Although algorithm performance was generally high for each of the individual machine learning techniques, it is apparent that the generalized linear model with lasso regularization had the highest performance for each of the classes. The precise reason for this improved performance is somewhat opaque, but the lasso regularization technique is especially suitable for classification problems using sparse matrices . It is somewhat surprising that classification and regression trees outperformed the random forests; this may be attributed to the sparsity of the matrix and the low number of classifications made in some of the categories leading to high misclassification error in the random trees. Their performance may have been improved using a dimensional reduction technique such as singular value decomposition or latent Dirichlet allocation, which reduces sparsity in the matrix but which may also lead to a loss of information for other algorithms and uninterpretable results [35,36].
Similarly, it is not immediately clear as to why certain codes could be classified with greater accuracy than others. The differences in performance between classes may be explained by differences in the conceptual basis of each class; both humans and algorithms may find it easier to classify comments that reflect easily defined concepts such as being “popular” (the class for which algorithm performance was highest), rather than less well-defined concepts such as being “interpersonal” (the class for which algorithm performance was lowest) .
There may be an opportunity for similar techniques to be applied to patient experience data to build algorithms that can correctly classify and perhaps, using sentiment analysis, quantify open text in national-scale patient experience surveys and provide feedback that is more meaningful to both patients and practitioners. Computational analysis of open-text comments may be of greater usefulness when it is used to identify issues that were not previously envisaged.
This study demonstrates excellent performance for an ensemble of machine learning algorithms tasked to classify open-text comments of doctors’ performance. These algorithms perform well, even where limited time and resources are available to code training datasets. We demonstrate that machine identification of qualitatively derived, theory-based open-text classifications can signpost significant differences in a doctor’s performance, even when comments are exclusively positive. These findings may inform future predictive models of performance and support real-time evaluation to improve quality and safety.

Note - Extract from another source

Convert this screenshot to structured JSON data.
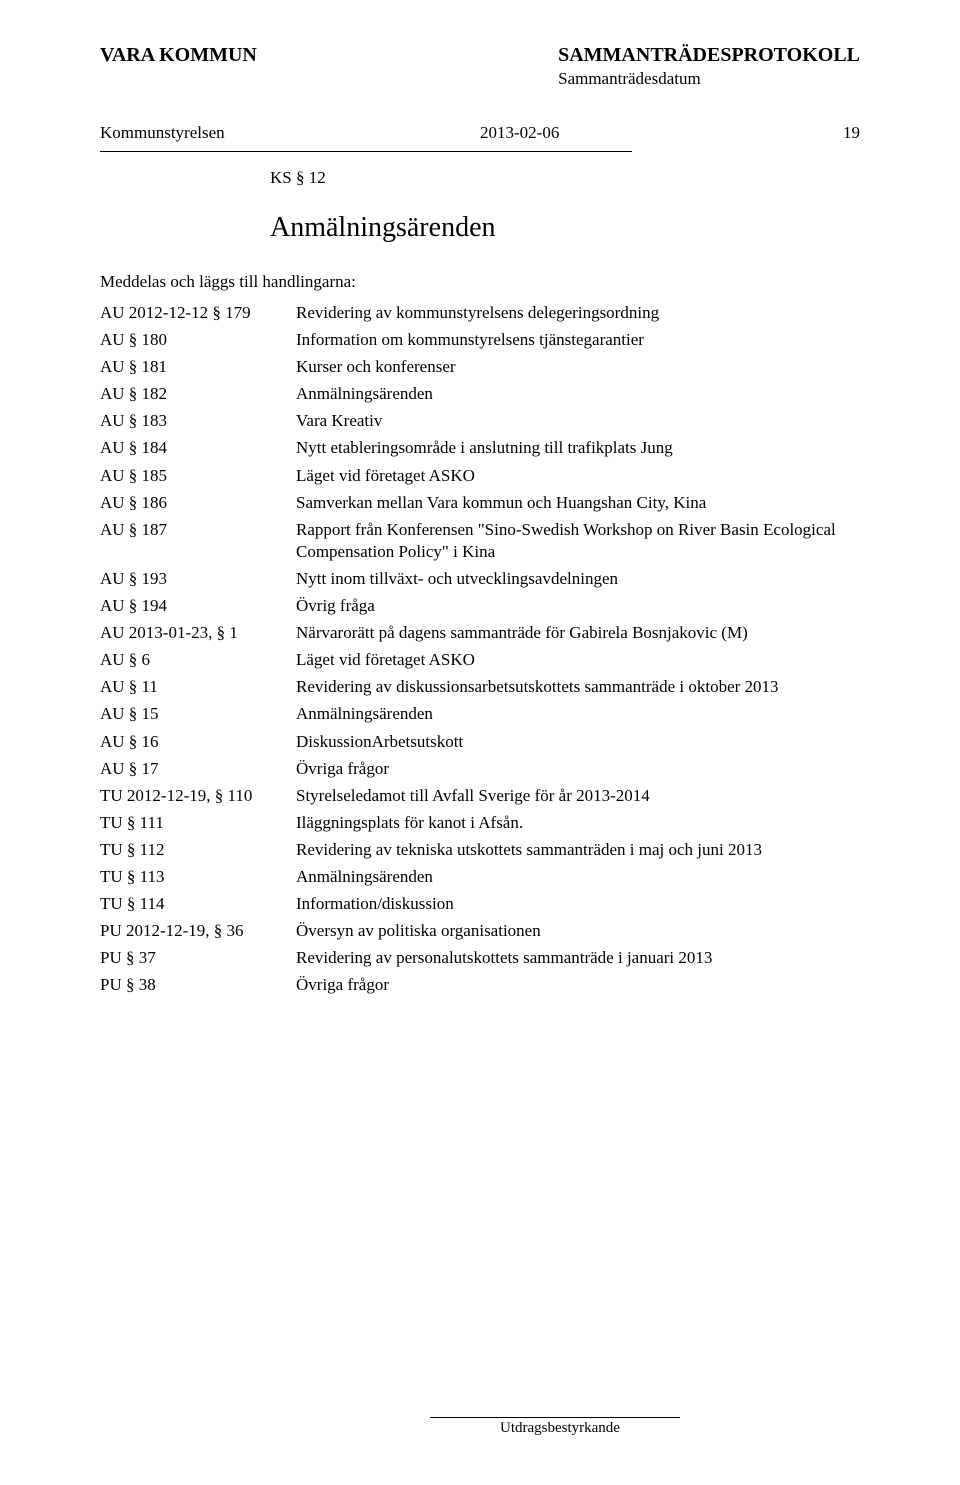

We thank Karen Alexander, the National Institute for Health Research (NIHR) Adaptive Tests for Long-Term Conditions (ATLanTiC) patient and public involvement partner, for providing critical insight, comments, and editing the manuscript. Data collection and qualitative coding were funded by the UK General Medical Council as an unrestricted research award. Support for the novel work presented in this paper was given by a postdoctoral fellowship award for CG (NIHR-PDF-2014-07-028).
Conflicts of Interest: JC has been an advisor to the UK General Medical Council and has received only direct costs associated with the presentation of this work.